Segundo Pelicice, o maior impacto causado pelas tilápias é a
eutrofização (diminuição de oxigênio e poluição da água), o que torna o
ambiente desfavorável principalmente para as espécies nativas. Ele
também explica que no caso das carpas, o maior problema é a
biopertubação. “Elas fuçam demais o fundo das represas movimentando os
sedimentos”, esclarece.
Mas para Meurer, o estrago já foi feito. “As tilápias já estão
estabelecidas na maioria dos rios brasileiros”, afirma. Portanto,
conclui, o problema não seria agravado com a liberação que o seu projeto
de lei propõe. Mas ele é refutado por Pelicice. Uma pesquisa com 77
reservatórios mostrou que as tilápias foram registradas -- diferente de
estarem estabelecidas -- em menos de metade dos locais avaliados, conta o
pesquisador.
Há três décadas pesquisando sobre ecologia de peixe, Angelo Agostinho,
da Universidade Estadual de Maringá (UEM), relata que durante 20 anos de
amostragem no trecho do rio Paraná (entre os reservatórios de Porto
Primavera e Itaipu), tilápias jamais foram capturadas. “Mesmo em Itaipu,
onde ela é registrada, não há qualquer evidência de que esteja
estabelecida. A introdução de peixes exóticos é uma modalidade de
poluição biológica e, como tal, não era de se esperar que novas
liberações fossem permitidas, porque o impacto de uma espécie exótica se
relaciona à sua abundância”, diz. Agostinho lembra que nos
reservatórios de Barra Bonita, Bariri e Furnas as tilápias já são
populações consolidadas e, nestes casos, sua criação é aprovada pela
legislação brasileira.
Mais de 85% da produção nacional de peixe é baseada em espécies
provindas de outros países e/ou continentes, o que torna o Brasil,
proporcionalmente, o maior produtor mundial de espécies não nativas.
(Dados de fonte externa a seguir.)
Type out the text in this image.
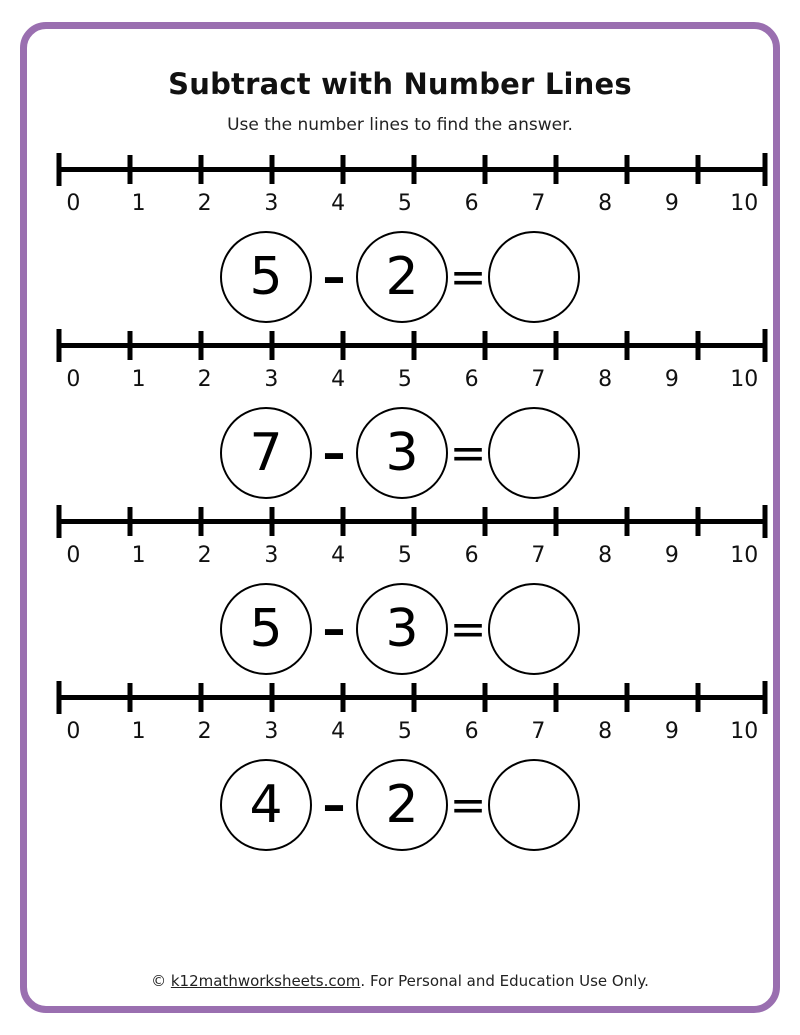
Subtract with Number Lines
Use the number lines to find the answer.
0 1 2 3 4 5 6 7 8 9 10
5 – 2 =
0 1 2 3 4 5 6 7 8 9 10
7 – 3 =
0 1 2 3 4 5 6 7 8 9 10
5 – 3 =
0 1 2 3 4 5 6 7 8 9 10
4 – 2 =
© k12mathworksheets.com. For Personal and Education Use Only.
Nelson Meurer contra ataca com o argumento de que a produção de tilápias
em tanque-rede não ameaça se espalhar pelos rios brasileiros graças aos
seus predadores naturais. “Na região Sul, peixes como o lambari também
fazem o controle de tilápias comendo seus ovos", diz. Além disso, o
deputado afirma que existem técnicas de criação que controlam os riscos.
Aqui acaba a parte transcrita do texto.